Kansas ministry offers warmth to homeless community

Yes, there’s a homeless shelter in Hutchinson, Kan., but no, it’s only open at night. That bothered Lois Mast and her daughter Heidi Mast, who recognized the cold can be just as bitter when people are turned out at 8 a.m.

Emily Yutzy serves coffee Jan. 26 to a man named Glen at the Coffee Corner in Hutchinson, Kan. — Heidi Mast
Emily Yutzy serves coffee Jan. 26 to a man named Glen at the Coffee Corner in Hutchinson, Kan. — Heidi Mast

“The need was here, and it was evident it was time to do something,” said Heidi Mast, whose family attends Center Amish Mennonite Church in rural Hutchinson. “We spent some time praying about it and doing some research and connecting with other organizations in town to make sure that we weren’t duplicating a service.”

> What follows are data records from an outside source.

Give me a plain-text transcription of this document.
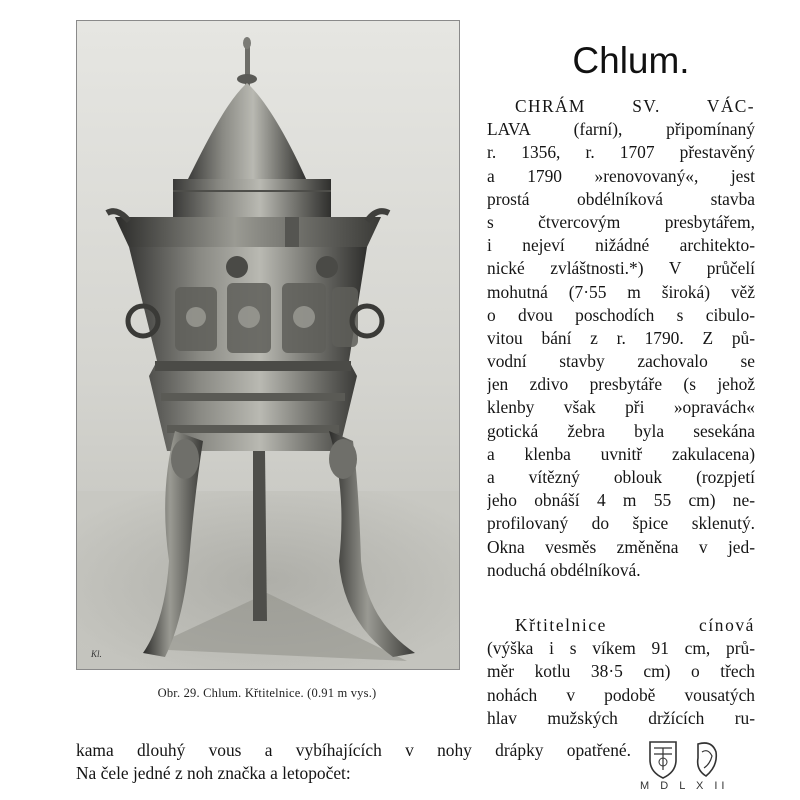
Kl.
Obr. 29. Chlum. Křtitelnice. (0.91 m vys.)
Chlum.
CHRÁM SV. VÁC-
LAVA (farní), připomínaný
r. 1356, r. 1707 přestavěný
a 1790 »renovovaný«, jest
prostá obdélníková stavba
s čtvercovým presbytářem,
i nejeví nižádné architekto-
nické zvláštnosti.*) V průčelí
mohutná (7·55 m široká) věž
o dvou poschodích s cibulo-
vitou bání z r. 1790. Z pů-
vodní stavby zachovalo se
jen zdivo presbytáře (s jehož
klenby však při »opravách«
gotická žebra byla sesekána
a klenba uvnitř zakulacena)
a vítězný oblouk (rozpjetí
jeho obnáší 4 m 55 cm) ne-
profilovaný do špice sklenutý.
Okna vesměs změněna v jed-
noduchá obdélníková.
Křtitelnice cínová
(výška i s víkem 91 cm, prů-
měr kotlu 38·5 cm) o třech
nohách v podobě vousatých
hlav mužských držících ru-
kama dlouhý vous a vybíhajících v nohy drápky opatřené.
Na čele jedné z noh značka a letopočet:
M D L X II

Their solution was to use an empty property owned by Lois’ husband and Heidi’s father, Marvin Mast, who owns Golden Rule Property Management. The commercial building just a few blocks from downtown was between tenants and had been empty for several months.

Since Jan. 3 it has been known as the Coffee Corner — a place to warm up and talk to someone friendly.

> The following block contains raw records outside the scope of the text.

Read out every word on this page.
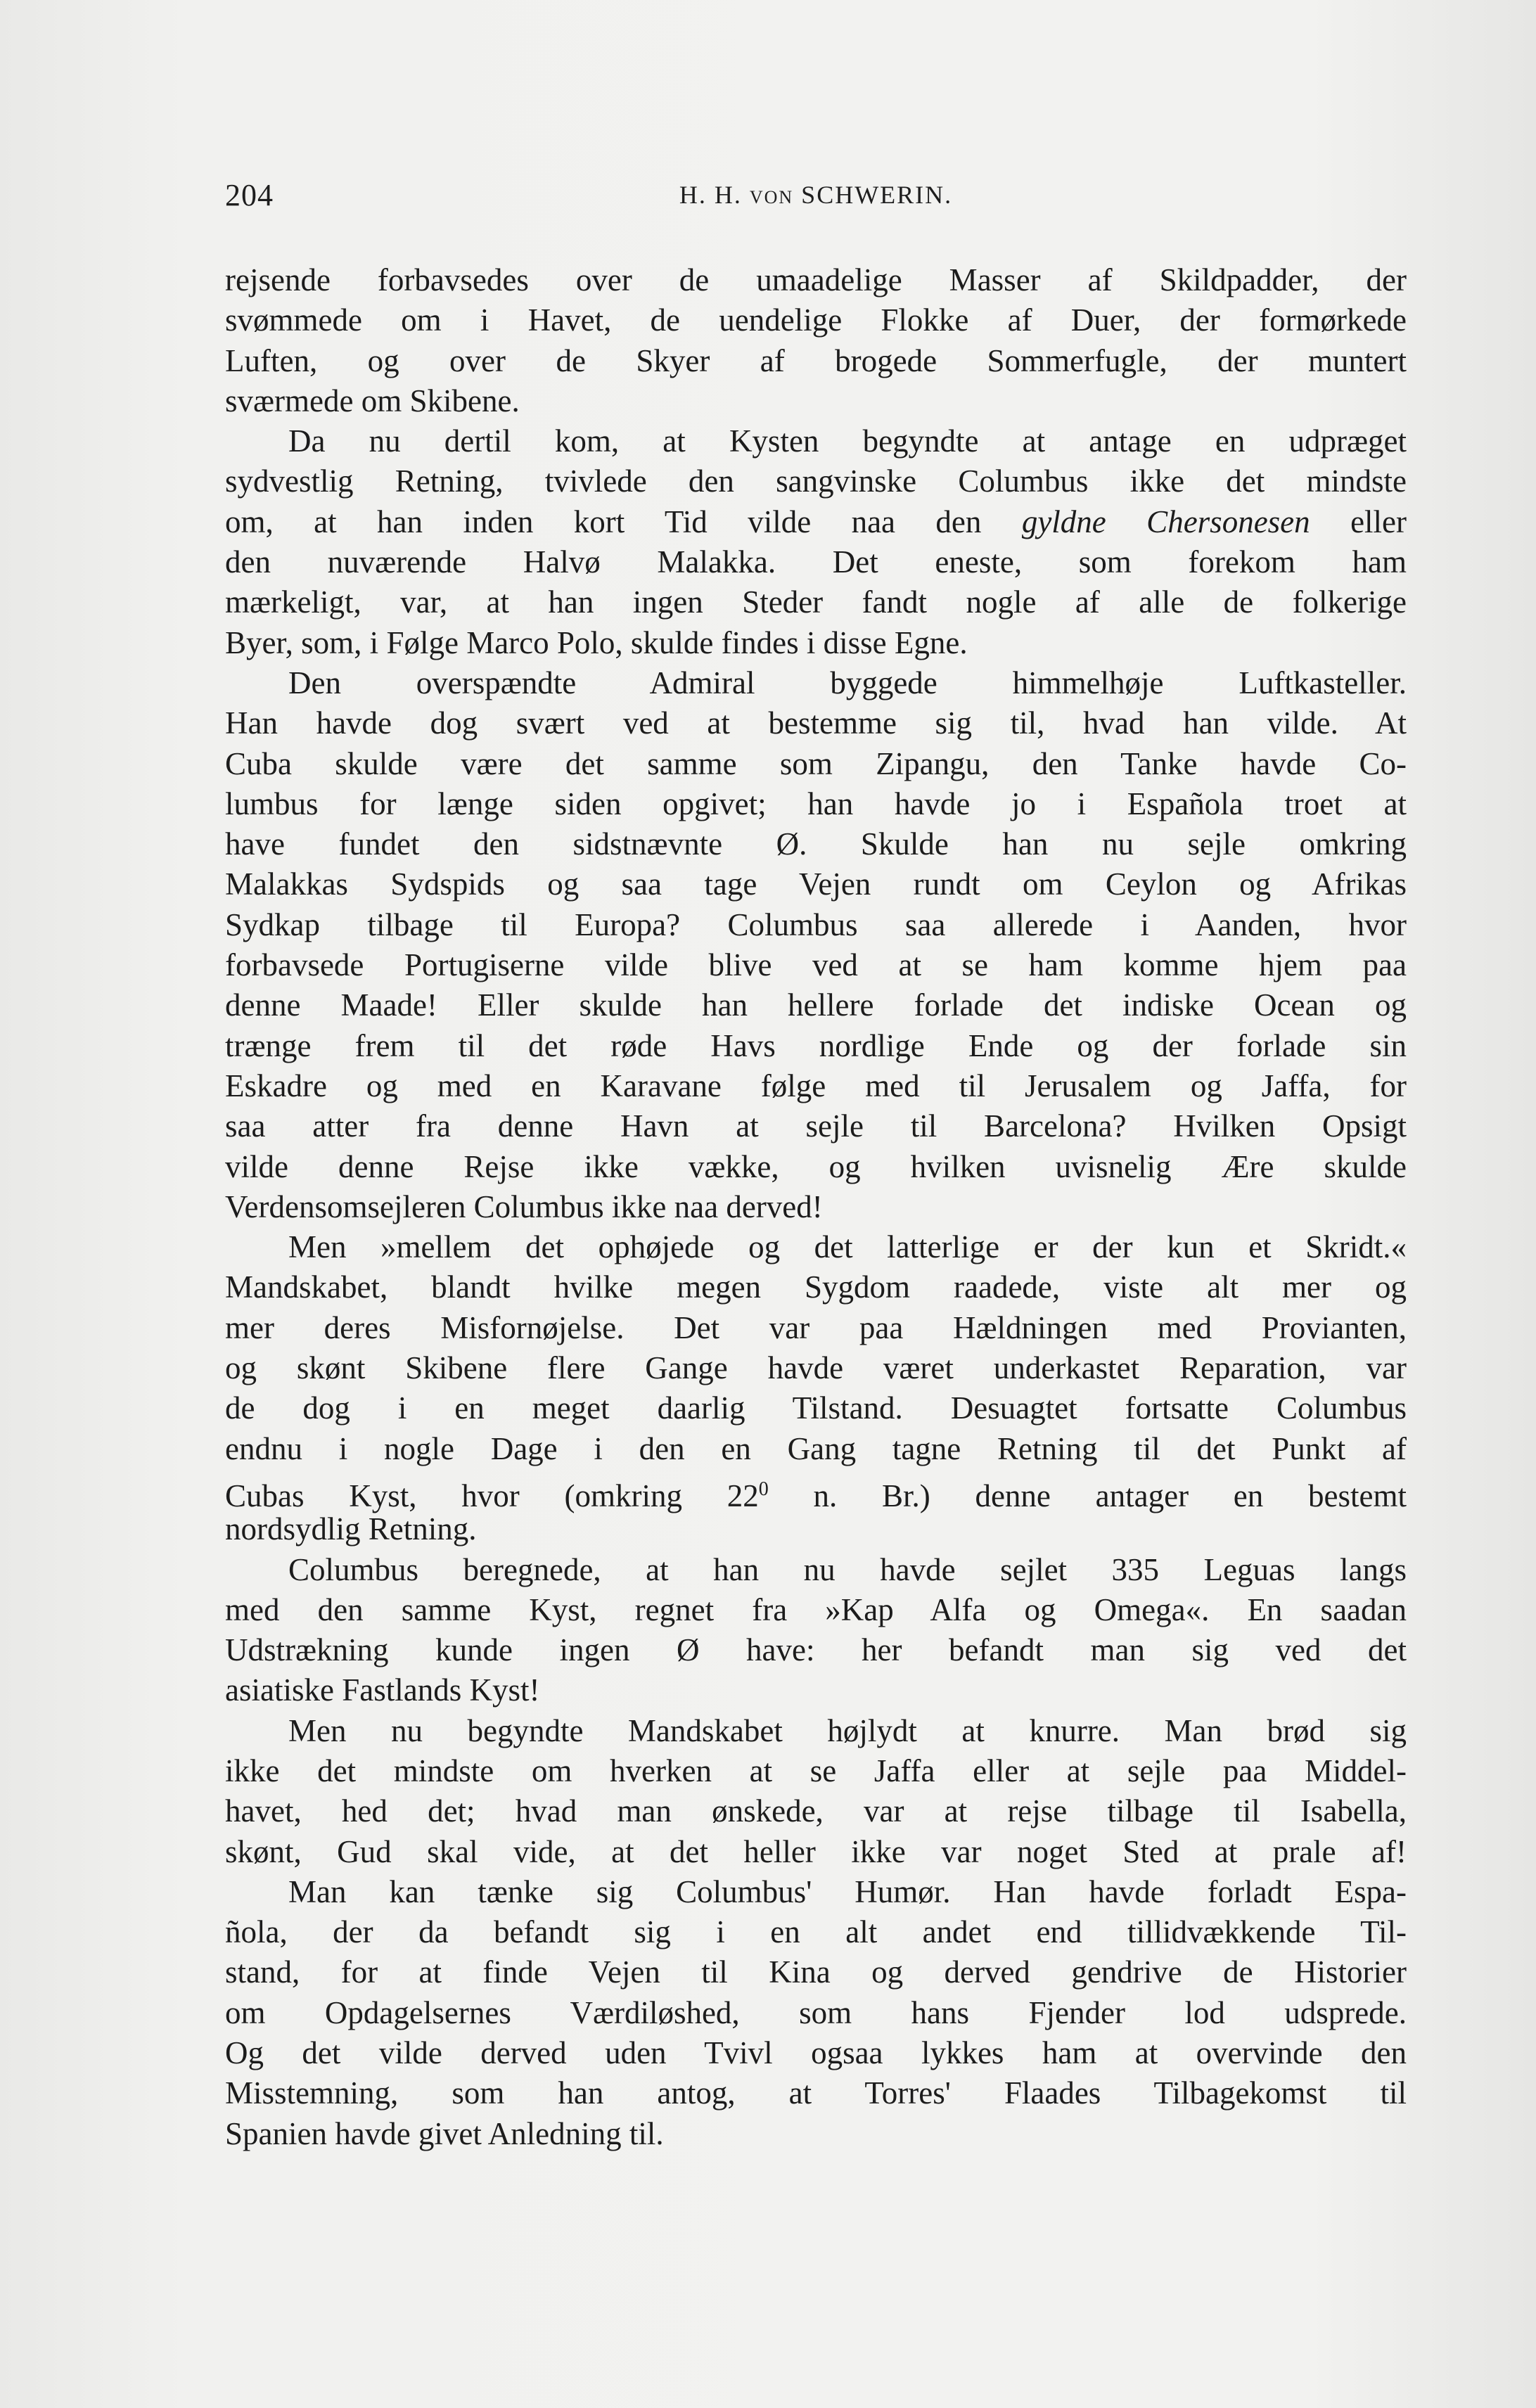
204	H. H. VON SCHWERIN.
rejsende forbavsedes over de umaadelige Masser af Skildpadder, der
svømmede om i Havet, de uendelige Flokke af Duer, der formørkede
Luften, og over de Skyer af brogede Sommerfugle, der muntert
sværmede om Skibene.
Da nu dertil kom, at Kysten begyndte at antage en udpræget
sydvestlig Retning, tvivlede den sangvinske Columbus ikke det mindste
om, at han inden kort Tid vilde naa den gyldne Chersonesen eller
den nuværende Halvø Malakka. Det eneste, som forekom ham
mærkeligt, var, at han ingen Steder fandt nogle af alle de folkerige
Byer, som, i Følge Marco Polo, skulde findes i disse Egne.
Den overspændte Admiral byggede himmelhøje Luftkasteller.
Han havde dog svært ved at bestemme sig til, hvad han vilde. At
Cuba skulde være det samme som Zipangu, den Tanke havde Co-
lumbus for længe siden opgivet; han havde jo i Española troet at
have fundet den sidstnævnte Ø. Skulde han nu sejle omkring
Malakkas Sydspids og saa tage Vejen rundt om Ceylon og Afrikas
Sydkap tilbage til Europa? Columbus saa allerede i Aanden, hvor
forbavsede Portugiserne vilde blive ved at se ham komme hjem paa
denne Maade! Eller skulde han hellere forlade det indiske Ocean og
trænge frem til det røde Havs nordlige Ende og der forlade sin
Eskadre og med en Karavane følge med til Jerusalem og Jaffa, for
saa atter fra denne Havn at sejle til Barcelona? Hvilken Opsigt
vilde denne Rejse ikke vække, og hvilken uvisnelig Ære skulde
Verdensomsejleren Columbus ikke naa derved!
Men »mellem det ophøjede og det latterlige er der kun et Skridt.«
Mandskabet, blandt hvilke megen Sygdom raadede, viste alt mer og
mer deres Misfornøjelse. Det var paa Hældningen med Provianten,
og skønt Skibene flere Gange havde været underkastet Reparation, var
de dog i en meget daarlig Tilstand. Desuagtet fortsatte Columbus
endnu i nogle Dage i den en Gang tagne Retning til det Punkt af
Cubas Kyst, hvor (omkring $22^0$ n. Br.) denne antager en bestemt
nordsydlig Retning.
Columbus beregnede, at han nu havde sejlet 335 Leguas langs
med den samme Kyst, regnet fra »Kap Alfa og Omega«. En saadan
Udstrækning kunde ingen Ø have: her befandt man sig ved det
asiatiske Fastlands Kyst!
Men nu begyndte Mandskabet højlydt at knurre. Man brød sig
ikke det mindste om hverken at se Jaffa eller at sejle paa Middel-
havet, hed det; hvad man ønskede, var at rejse tilbage til Isabella,
skønt, Gud skal vide, at det heller ikke var noget Sted at prale af!
Man kan tænke sig Columbus' Humør. Han havde forladt Espa-
ñola, der da befandt sig i en alt andet end tillidvækkende Til-
stand, for at finde Vejen til Kina og derved gendrive de Historier
om Opdagelsernes Værdiløshed, som hans Fjender lod udsprede.
Og det vilde derved uden Tvivl ogsaa lykkes ham at overvinde den
Misstemning, som han antog, at Torres' Flaades Tilbagekomst til
Spanien havde givet Anledning til.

“Heidi mentioned it to me first,” Lois Mast said. “I kept bringing it up, but really, the Lord gave us the idea!”

From 7 a.m. to 1 p.m., Monday through Saturday, there’s coffee, hot chocolate and water available, along with conversation with volunteers from the family’s church, as well as the nearby Cedar Crest Amish Mennonite Church.

Some days pastries or donated coats might get dropped off, but there’s an emphasis on keeping things simple and basic.

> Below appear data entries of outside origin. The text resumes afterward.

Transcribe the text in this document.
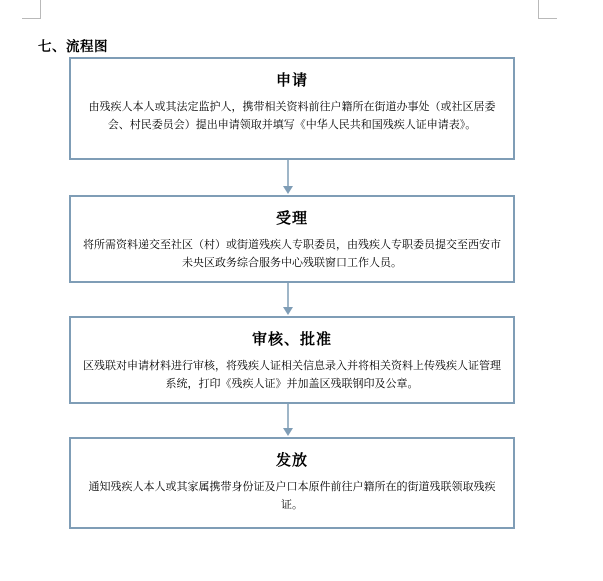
七、流程图
申请
由残疾人本人或其法定监护人，携带相关资料前往户籍所在街道办事处（或社区居委会、村民委员会）提出申请领取并填写《中华人民共和国残疾人证申请表》。
受理
将所需资料递交至社区（村）或街道残疾人专职委员，由残疾人专职委员提交至西安市未央区政务综合服务中心残联窗口工作人员。
审核、批准
区残联对申请材料进行审核，将残疾人证相关信息录入并将相关资料上传残疾人证管理系统，打印《残疾人证》并加盖区残联钢印及公章。
发放
通知残疾人本人或其家属携带身份证及户口本原件前往户籍所在的街道残联领取残疾证。
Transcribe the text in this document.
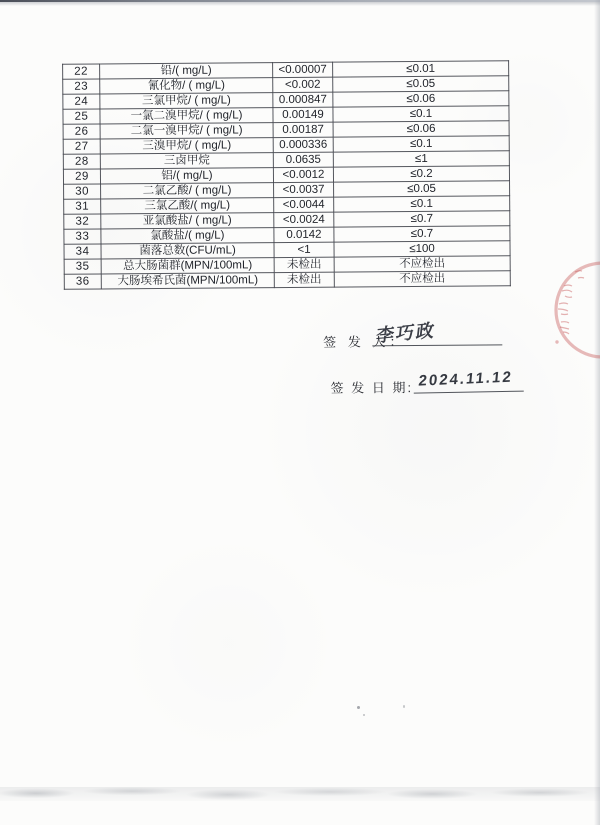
22	铅/( mg/L)	<0.00007	≤0.01
23	氰化物/ ( mg/L)	<0.002	≤0.05
24	三氯甲烷/ ( mg/L)	0.000847	≤0.06
25	一氯二溴甲烷/ ( mg/L)	0.00149	≤0.1
26	二氯一溴甲烷/ ( mg/L)	0.00187	≤0.06
27	三溴甲烷/ ( mg/L)	0.000336	≤0.1
28	三卤甲烷	0.0635	≤1
29	铝/( mg/L)	<0.0012	≤0.2
30	二氯乙酸/ ( mg/L)	<0.0037	≤0.05
31	三氯乙酸/( mg/L)	<0.0044	≤0.1
32	亚氯酸盐/ ( mg/L)	<0.0024	≤0.7
33	氯酸盐/( mg/L)	0.0142	≤0.7
34	菌落总数(CFU/mL)	<1	≤100
35	总大肠菌群(MPN/100mL)	未检出	不应检出
36	大肠埃希氏菌(MPN/100mL)	未检出	不应检出
签 发 人：
李巧政
签 发 日 期: 2024.11.12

“Monday morning [Jan. 21] we went through 13 pots of coffee by 9:30,” Marvin Mast said. “Typically there might be 15 guests at a time, but it slows down after 10 a.m. . . .

“We’ve had good response from community people who interact with people who have specific needs as relating to jobs and housing and just providing friendship.”

God can do amazing things with a cup of coffee and a willing ear.

“Just this morning I had a very encouraging talk with a young man, a veteran who somehow I just felt led to the moment I stepped in the door,” Lois Mast said Jan. 23. “. . . He was very appreciative of the Scripture he saw on the wall. We ended up having a prayer together.”

Martin Mast recalled a group of three men who came in regularly while looking for jobs. They found out about a landscaping company in Colorado, and volunteers helped them fill out applications.

“We scanned and emailed them from our home this morning,” he said. “The company responded, and they were able to use one of our volunteers’ phone this morning for the interviews.

“So it’s more than just warmth and coffee.”